I had been an informal patient on a psyc assessment unit for
3 days after self harming. This particular day I had a meeting, in this meeting
they told me they were discharging me. They said V would no longer be my
cpn and that the crisis team would see me for a few days. Well taking V off me felt like the end of
the world, I just flipped. Also at the fact of seeing crisis team as they were
one of the reasons I self harmed in the first place and ended up in hospital. I
flipped and flew into a rage. I walked out the room ripped of my bandages, I
then proceeded to go into the garden and rub mud into my very open wounds. I
walked out off the ward and out the hospital in a rage. What was going through
my mind? Well I thought I couldn’t cope without V, I wanted to die, the
feeling was intense, probably the most intense feeling I have ever felt.
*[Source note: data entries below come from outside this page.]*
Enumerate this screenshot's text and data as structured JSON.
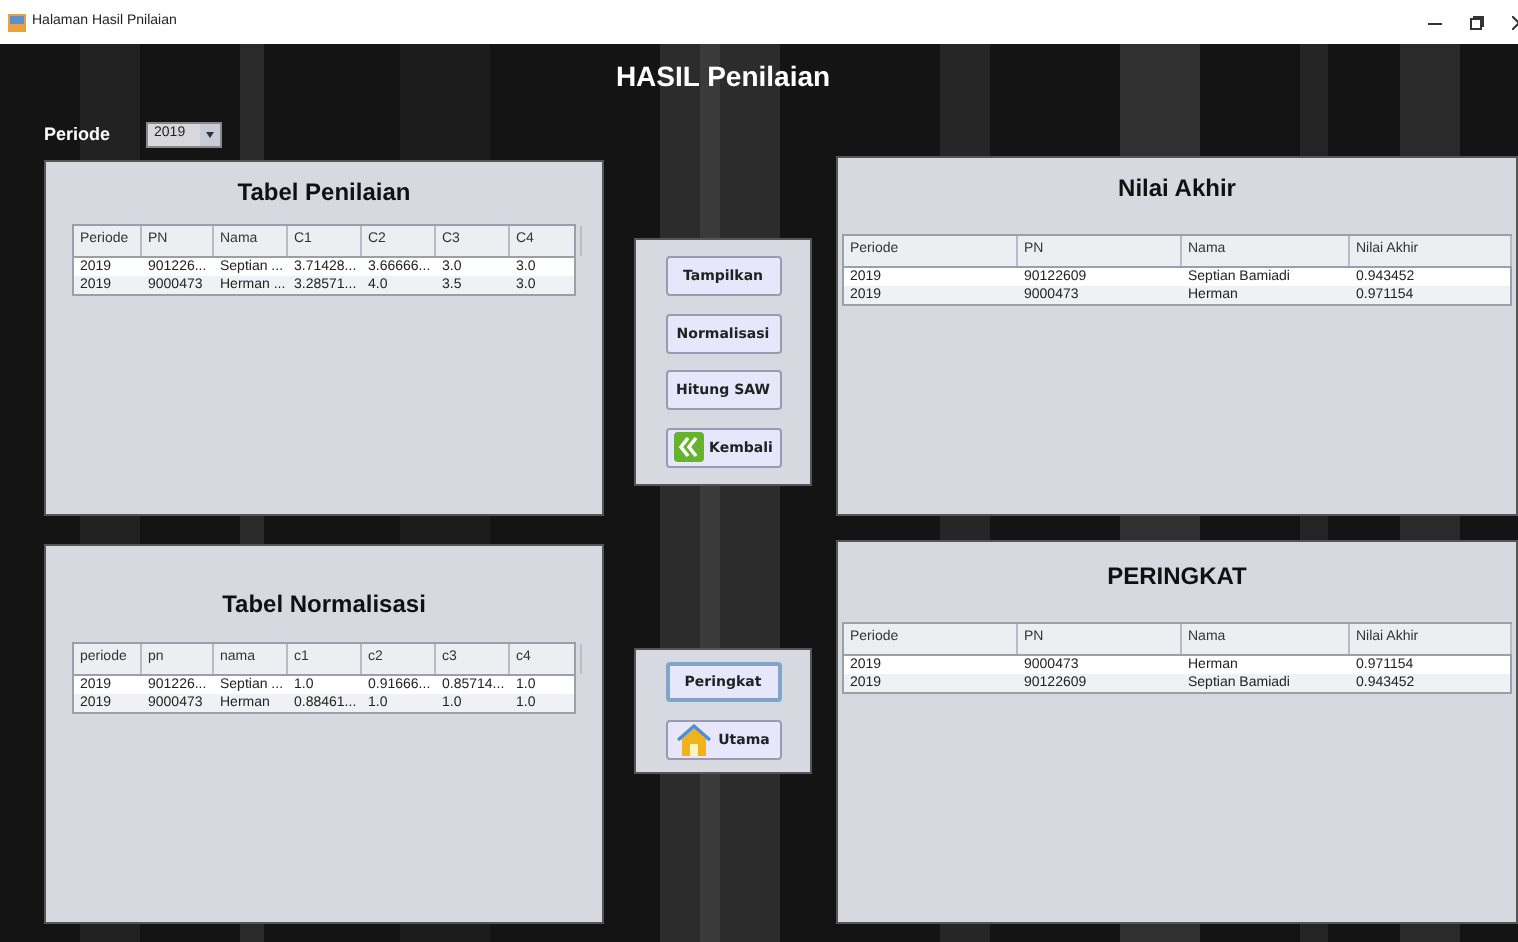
{
  "window": {
    "title": "Halaman Hasil Pnilaian"
  },
  "heading": "HASIL Penilaian",
  "periode": {
    "label": "Periode",
    "value": "2019"
  },
  "tabel_penilaian": {
    "title": "Tabel Penilaian",
    "columns": [
      "Periode",
      "PN",
      "Nama",
      "C1",
      "C2",
      "C3",
      "C4"
    ],
    "rows": [
      [
        "2019",
        "901226...",
        "Septian ...",
        "3.71428...",
        "3.66666...",
        "3.0",
        "3.0"
      ],
      [
        "2019",
        "9000473",
        "Herman ...",
        "3.28571...",
        "4.0",
        "3.5",
        "3.0"
      ]
    ]
  },
  "tabel_normalisasi": {
    "title": "Tabel Normalisasi",
    "columns": [
      "periode",
      "pn",
      "nama",
      "c1",
      "c2",
      "c3",
      "c4"
    ],
    "rows": [
      [
        "2019",
        "901226...",
        "Septian ...",
        "1.0",
        "0.91666...",
        "0.85714...",
        "1.0"
      ],
      [
        "2019",
        "9000473",
        "Herman",
        "0.88461...",
        "1.0",
        "1.0",
        "1.0"
      ]
    ]
  },
  "actions_top": [
    {
      "label": "Tampilkan",
      "kind": "plain",
      "focused": false
    },
    {
      "label": "Normalisasi",
      "kind": "plain",
      "focused": false
    },
    {
      "label": "Hitung SAW",
      "kind": "plain",
      "focused": false
    },
    {
      "label": "Kembali",
      "kind": "back",
      "focused": false
    }
  ],
  "actions_bottom": [
    {
      "label": "Peringkat",
      "kind": "plain",
      "focused": true
    },
    {
      "label": "Utama",
      "kind": "home",
      "focused": false
    }
  ],
  "nilai_akhir": {
    "title": "Nilai Akhir",
    "columns": [
      "Periode",
      "PN",
      "Nama",
      "Nilai Akhir"
    ],
    "rows": [
      [
        "2019",
        "90122609",
        "Septian Bamiadi",
        "0.943452"
      ],
      [
        "2019",
        "9000473",
        "Herman",
        "0.971154"
      ]
    ]
  },
  "peringkat": {
    "title": "PERINGKAT",
    "columns": [
      "Periode",
      "PN",
      "Nama",
      "Nilai Akhir"
    ],
    "rows": [
      [
        "2019",
        "9000473",
        "Herman",
        "0.971154"
      ],
      [
        "2019",
        "90122609",
        "Septian Bamiadi",
        "0.943452"
      ]
    ]
  }
}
I was
angry, angrier than ever before. The Humber Bridge was my only thought. I set
of there. I stopped at the shop for some cigarettes, I’ll never forget the look
on the shopkeepers face when I handed my money over with my mud smothered
wounds on show. The walk was about 5-6 miles. I was tired from not sleeping, I
was thirsty from not drinking, but I kept going. I kept the bridge focussed in
my mind. How that when I get there I will be free. This was the final straw.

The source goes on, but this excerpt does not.